Aos oito anos, Élio já cuidava da capela de Teaio e conduzia o rosário. Entretanto, crescia nele a paixão pelo órgão e pelo canto litúrgico. Em 1939, entrou na escola apostólica dos combonianos em Muralta (Trento) e adaptou-se com dificuldade aos estudos, entre alguns insucessos escolares e períodos de regresso à família, mas com uma certeza inabalável: «De uma forma ou de outra, vou tornar-me padre comboniano».
Durante a guerra (1938-45), o seminário é transferido para Fai della Paganella, onde Élio e os outros «apostolini» vivem ao lado dos militares alemães e sofrem com o frio e as privações. Com ele está também o irmão Fausto, um apoio precioso naqueles anos difíceis.
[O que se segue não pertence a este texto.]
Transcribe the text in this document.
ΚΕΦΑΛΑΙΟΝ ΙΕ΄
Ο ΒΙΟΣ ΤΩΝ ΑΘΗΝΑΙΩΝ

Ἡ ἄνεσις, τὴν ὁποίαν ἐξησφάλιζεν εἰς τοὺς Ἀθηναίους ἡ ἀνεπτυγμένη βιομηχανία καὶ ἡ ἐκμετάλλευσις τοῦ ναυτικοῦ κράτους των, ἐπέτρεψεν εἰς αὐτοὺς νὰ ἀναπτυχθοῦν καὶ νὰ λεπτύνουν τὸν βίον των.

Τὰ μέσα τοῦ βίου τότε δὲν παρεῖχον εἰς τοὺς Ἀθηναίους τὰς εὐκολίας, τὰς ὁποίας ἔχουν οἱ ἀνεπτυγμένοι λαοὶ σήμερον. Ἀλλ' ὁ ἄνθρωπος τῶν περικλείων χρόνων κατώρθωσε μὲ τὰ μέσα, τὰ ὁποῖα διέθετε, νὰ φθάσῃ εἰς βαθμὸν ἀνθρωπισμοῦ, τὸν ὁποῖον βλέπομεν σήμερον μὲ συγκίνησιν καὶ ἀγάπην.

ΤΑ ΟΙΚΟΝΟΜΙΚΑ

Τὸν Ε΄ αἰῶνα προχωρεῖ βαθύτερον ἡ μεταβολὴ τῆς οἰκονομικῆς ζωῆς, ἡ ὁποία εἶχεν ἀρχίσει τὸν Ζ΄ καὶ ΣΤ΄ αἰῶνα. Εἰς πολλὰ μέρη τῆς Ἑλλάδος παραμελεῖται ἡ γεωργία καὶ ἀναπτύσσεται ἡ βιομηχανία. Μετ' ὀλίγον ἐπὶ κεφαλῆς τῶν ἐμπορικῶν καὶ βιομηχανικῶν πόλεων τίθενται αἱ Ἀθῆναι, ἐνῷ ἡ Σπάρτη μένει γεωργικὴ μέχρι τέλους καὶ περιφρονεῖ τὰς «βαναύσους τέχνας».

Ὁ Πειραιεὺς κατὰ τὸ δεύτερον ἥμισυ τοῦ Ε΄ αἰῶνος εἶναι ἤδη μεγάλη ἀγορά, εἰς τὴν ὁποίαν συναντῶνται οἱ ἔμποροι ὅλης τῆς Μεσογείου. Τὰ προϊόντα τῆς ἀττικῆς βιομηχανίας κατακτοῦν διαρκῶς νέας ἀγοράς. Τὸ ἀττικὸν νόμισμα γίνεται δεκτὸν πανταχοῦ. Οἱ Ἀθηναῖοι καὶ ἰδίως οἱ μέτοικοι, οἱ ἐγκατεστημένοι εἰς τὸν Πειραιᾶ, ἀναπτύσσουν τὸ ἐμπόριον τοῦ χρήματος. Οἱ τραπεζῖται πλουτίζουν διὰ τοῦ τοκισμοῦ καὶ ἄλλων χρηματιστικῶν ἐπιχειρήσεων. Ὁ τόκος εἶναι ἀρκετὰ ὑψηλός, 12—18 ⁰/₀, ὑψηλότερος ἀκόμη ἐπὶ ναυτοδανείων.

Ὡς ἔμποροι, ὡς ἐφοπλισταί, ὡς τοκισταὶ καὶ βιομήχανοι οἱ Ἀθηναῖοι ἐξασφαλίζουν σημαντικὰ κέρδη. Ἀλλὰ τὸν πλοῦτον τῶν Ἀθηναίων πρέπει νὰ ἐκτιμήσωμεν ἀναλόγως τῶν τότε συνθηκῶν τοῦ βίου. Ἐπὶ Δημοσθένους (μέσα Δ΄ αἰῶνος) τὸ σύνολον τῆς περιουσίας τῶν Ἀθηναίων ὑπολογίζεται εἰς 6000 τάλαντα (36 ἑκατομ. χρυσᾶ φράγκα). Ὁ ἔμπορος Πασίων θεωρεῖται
No final do conflito, enquanto Trento sofria pesados bombardeamentos, Élio também experimentou os riscos da guerra, encontrando-se sob o fogo cruzado entre guerrilheiros e soldados alemães em retirada.
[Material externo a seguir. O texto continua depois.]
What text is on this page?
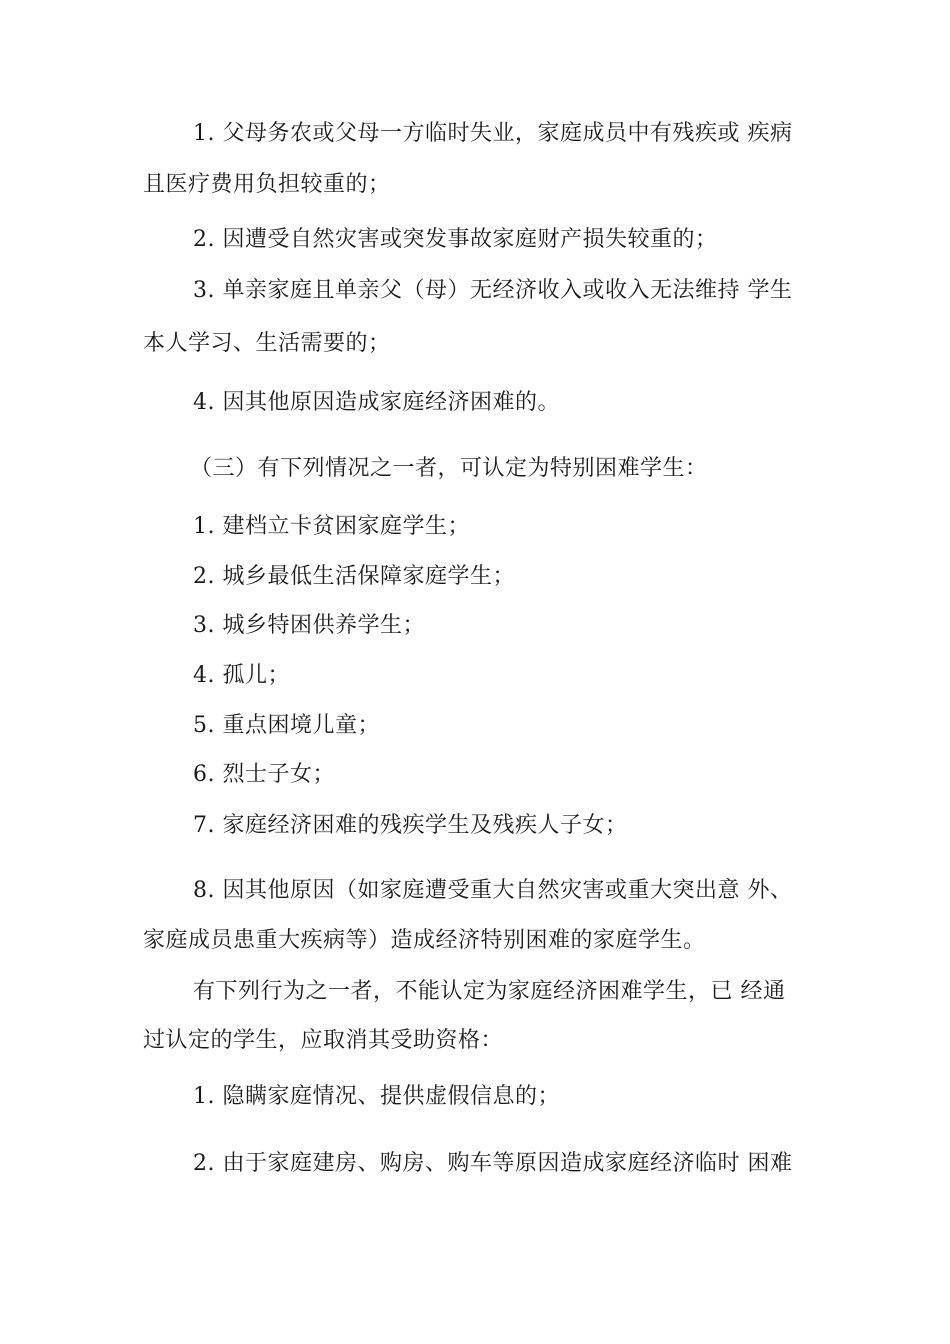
1. 父母务农或父母一方临时失业，家庭成员中有残疾或 疾病
且医疗费用负担较重的；
2. 因遭受自然灾害或突发事故家庭财产损失较重的；
3. 单亲家庭且单亲父（母）无经济收入或收入无法维持 学生
本人学习、生活需要的；
4. 因其他原因造成家庭经济困难的。
（三）有下列情况之一者，可认定为特别困难学生：
1. 建档立卡贫困家庭学生；
2. 城乡最低生活保障家庭学生；
3. 城乡特困供养学生；
4. 孤儿；
5. 重点困境儿童；
6. 烈士子女；
7. 家庭经济困难的残疾学生及残疾人子女；
8. 因其他原因（如家庭遭受重大自然灾害或重大突出意 外、
家庭成员患重大疾病等）造成经济特别困难的家庭学生。
有下列行为之一者，不能认定为家庭经济困难学生，已 经通
过认定的学生，应取消其受助资格：
1. 隐瞒家庭情况、提供虚假信息的；
2. 由于家庭建房、购房、购车等原因造成家庭经济临时 困难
Percurso formativo – Terminada a guerra, Élio regressa com os seus companheiros a Muralta, entre as ruínas do seminário bombardeado. São anos difíceis, mas ele os vive com curiosidade e espírito aventureiro. Uma doença o leva de volta à família por um breve período, para depois retomar o caminho formativo no Seminário Menor de Brescia, para o quarto e quinto anos do ensino secundário, onde descobre novos dons criativos: da electricidade à organização de festas paroquiais. O seu talento musical e técnico torna-se cada vez mais um instrumento de serviço à comunidade.
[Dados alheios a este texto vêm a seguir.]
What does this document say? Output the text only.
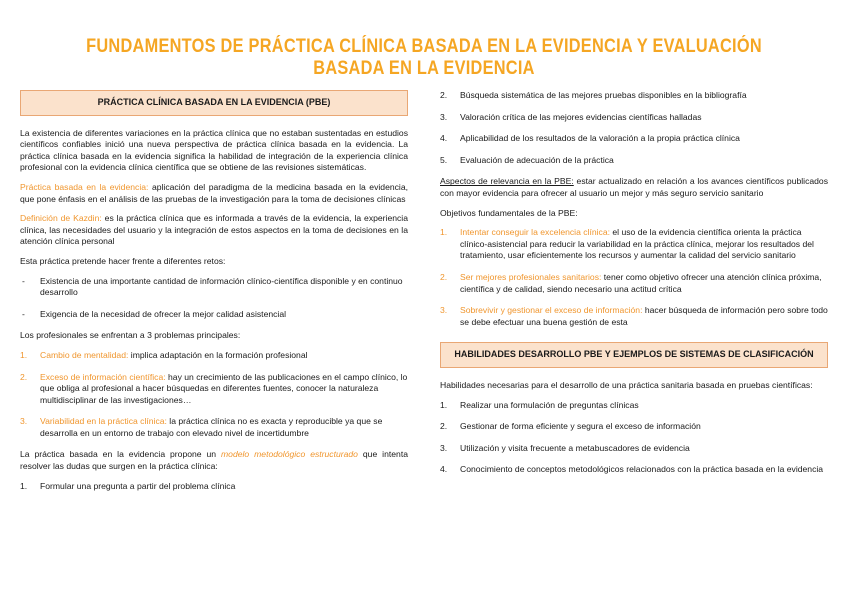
FUNDAMENTOS DE PRÁCTICA CLÍNICA BASADA EN LA EVIDENCIA Y EVALUACIÓN BASADA EN LA EVIDENCIA
PRÁCTICA CLÍNICA BASADA EN LA EVIDENCIA (PBE)

La existencia de diferentes variaciones en la práctica clínica que no estaban sustentadas en estudios científicos confiables inició una nueva perspectiva de práctica clínica basada en la evidencia. La práctica clínica basada en la evidencia significa la habilidad de integración de la experiencia clínica profesional con la evidencia clínica científica que se obtiene de las revisiones sistemáticas.

Práctica basada en la evidencia: aplicación del paradigma de la medicina basada en la evidencia, que pone énfasis en el análisis de las pruebas de la investigación para la toma de decisiones clínicas

Definición de Kazdin: es la práctica clínica que es informada a través de la evidencia, la experiencia clínica, las necesidades del usuario y la integración de estos aspectos en la toma de decisiones en la atención clínica personal

Esta práctica pretende hacer frente a diferentes retos:

- Existencia de una importante cantidad de información clínico-científica disponible y en continuo desarrollo
- Exigencia de la necesidad de ofrecer la mejor calidad asistencial

Los profesionales se enfrentan a 3 problemas principales:

1. Cambio de mentalidad: implica adaptación en la formación profesional
2. Exceso de información científica: hay un crecimiento de las publicaciones en el campo clínico, lo que obliga al profesional a hacer búsquedas en diferentes fuentes, conocer la naturaleza multidisciplinar de las investigaciones…
3. Variabilidad en la práctica clínica: la práctica clínica no es exacta y reproducible ya que se desarrolla en un entorno de trabajo con elevado nivel de incertidumbre

La práctica basada en la evidencia propone un modelo metodológico estructurado que intenta resolver las dudas que surgen en la práctica clínica:

1. Formular una pregunta a partir del problema clínica
2. Búsqueda sistemática de las mejores pruebas disponibles en la bibliografía
3. Valoración crítica de las mejores evidencias científicas halladas
4. Aplicabilidad de los resultados de la valoración a la propia práctica clínica
5. Evaluación de adecuación de la práctica

Aspectos de relevancia en la PBE: estar actualizado en relación a los avances científicos publicados con mayor evidencia para ofrecer al usuario un mejor y más seguro servicio sanitario

Objetivos fundamentales de la PBE:

1. Intentar conseguir la excelencia clínica: el uso de la evidencia científica orienta la práctica clínico-asistencial para reducir la variabilidad en la práctica clínica, mejorar los resultados del tratamiento, usar eficientemente los recursos y aumentar la calidad del servicio sanitario
2. Ser mejores profesionales sanitarios: tener como objetivo ofrecer una atención clínica próxima, científica y de calidad, siendo necesario una actitud crítica
3. Sobrevivir y gestionar el exceso de información: hacer búsqueda de información pero sobre todo se debe efectuar una buena gestión de esta
HABILIDADES DESARROLLO PBE Y EJEMPLOS DE SISTEMAS DE CLASIFICACIÓN

Habilidades necesarias para el desarrollo de una práctica sanitaria basada en pruebas científicas:

1. Realizar una formulación de preguntas clínicas
2. Gestionar de forma eficiente y segura el exceso de información
3. Utilización y visita frecuente a metabuscadores de evidencia
4. Conocimiento de conceptos metodológicos relacionados con la práctica basada en la evidencia
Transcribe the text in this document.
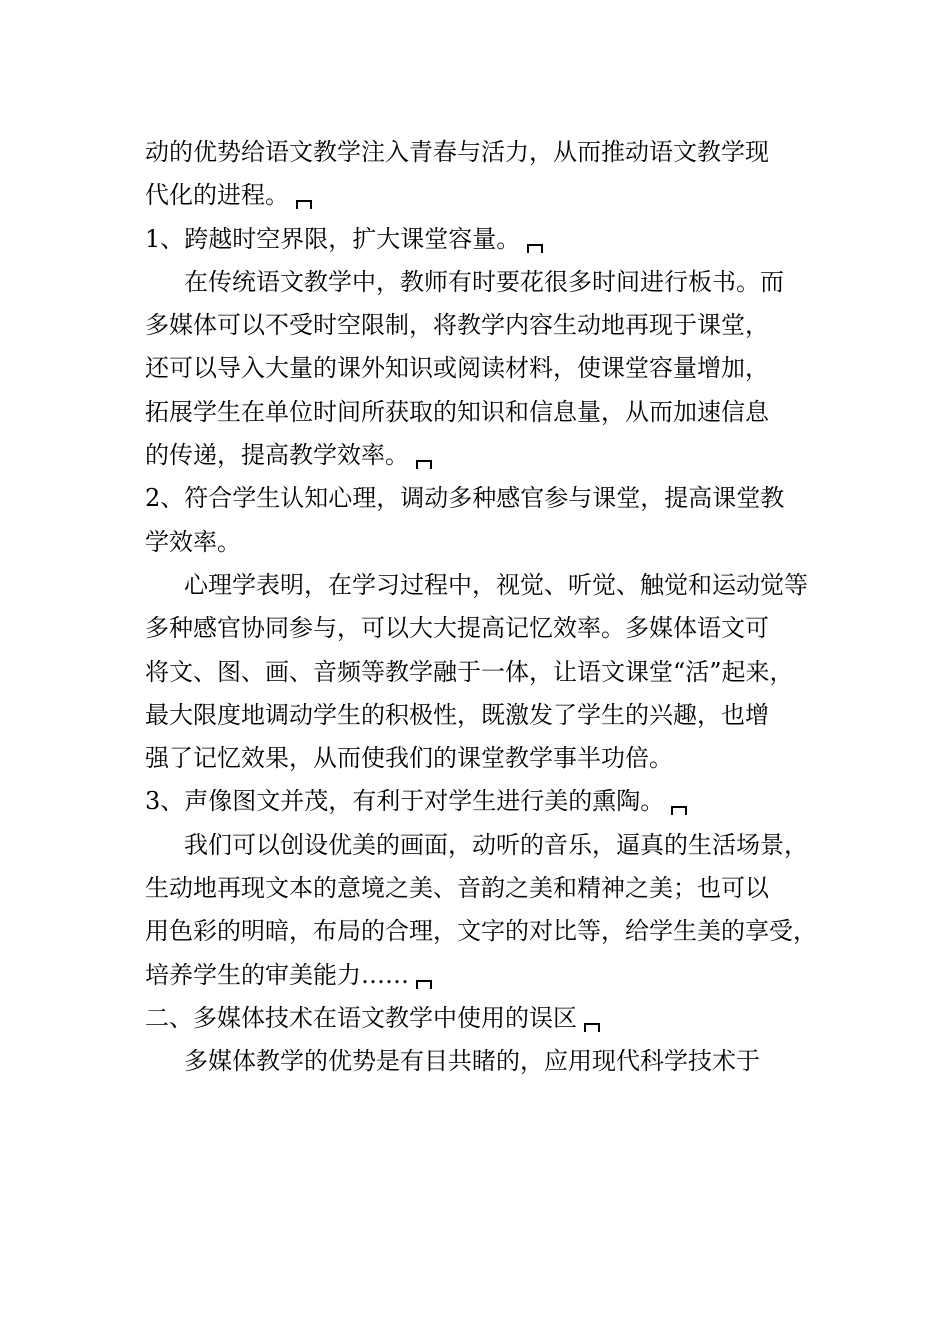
动的优势给语文教学注入青春与活力，从而推动语文教学现
代化的进程。
1、跨越时空界限，扩大课堂容量。
在传统语文教学中，教师有时要花很多时间进行板书。而
多媒体可以不受时空限制，将教学内容生动地再现于课堂，
还可以导入大量的课外知识或阅读材料，使课堂容量增加，
拓展学生在单位时间所获取的知识和信息量，从而加速信息
的传递，提高教学效率。
2、符合学生认知心理，调动多种感官参与课堂，提高课堂教
学效率。
心理学表明，在学习过程中，视觉、听觉、触觉和运动觉等
多种感官协同参与，可以大大提高记忆效率。多媒体语文可
将文、图、画、音频等教学融于一体，让语文课堂“活”起来，
最大限度地调动学生的积极性，既激发了学生的兴趣，也增
强了记忆效果，从而使我们的课堂教学事半功倍。
3、声像图文并茂，有利于对学生进行美的熏陶。
我们可以创设优美的画面，动听的音乐，逼真的生活场景，
生动地再现文本的意境之美、音韵之美和精神之美；也可以
用色彩的明暗，布局的合理，文字的对比等，给学生美的享受，
培养学生的审美能力……
二、多媒体技术在语文教学中使用的误区
多媒体教学的优势是有目共睹的，应用现代科学技术于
O noviciado em Florença – iniciado em Agosto de 1947 – marca-o profundamente: trabalho árduo, oração, estudo e, acima de tudo, música, cultivada com paixão e incentivada pelos formadores. Dedica-se ao canto gregoriano com tal empenho que merece louvor nos estudos.
Em 9 de Setembro de 1949, emite os primeiros votos religiosos e passa para o escolasticado filosófico de Rebbio (Como) para o segundo e terceiro anos do Liceu. Em 1951, está em Brescia para os primeiros cursos de teologia – sempre entrelaçando teologia e música – e, finalmente, em Muralta-Trento, como prefeito dos jovens seminaristas, enquanto continua os cursos de teologia no seminário diocesano superior. Paralelamente, aperfeiçoa os estudos de música no conservatório de Bolzano, graduando-se em piano com a máxima nota, apesar da resistência dos superiores. Convencido de que a escuta pessoal é mais frutífera do que os sermões, ganhou a estima dos jovens, que viam nele um guia próximo e compreensivo. Para o último ano de teologia, foi transferido para Venegono Superiore, onde fez a profissão religiosa perpétua em 9 de setembro de 1955.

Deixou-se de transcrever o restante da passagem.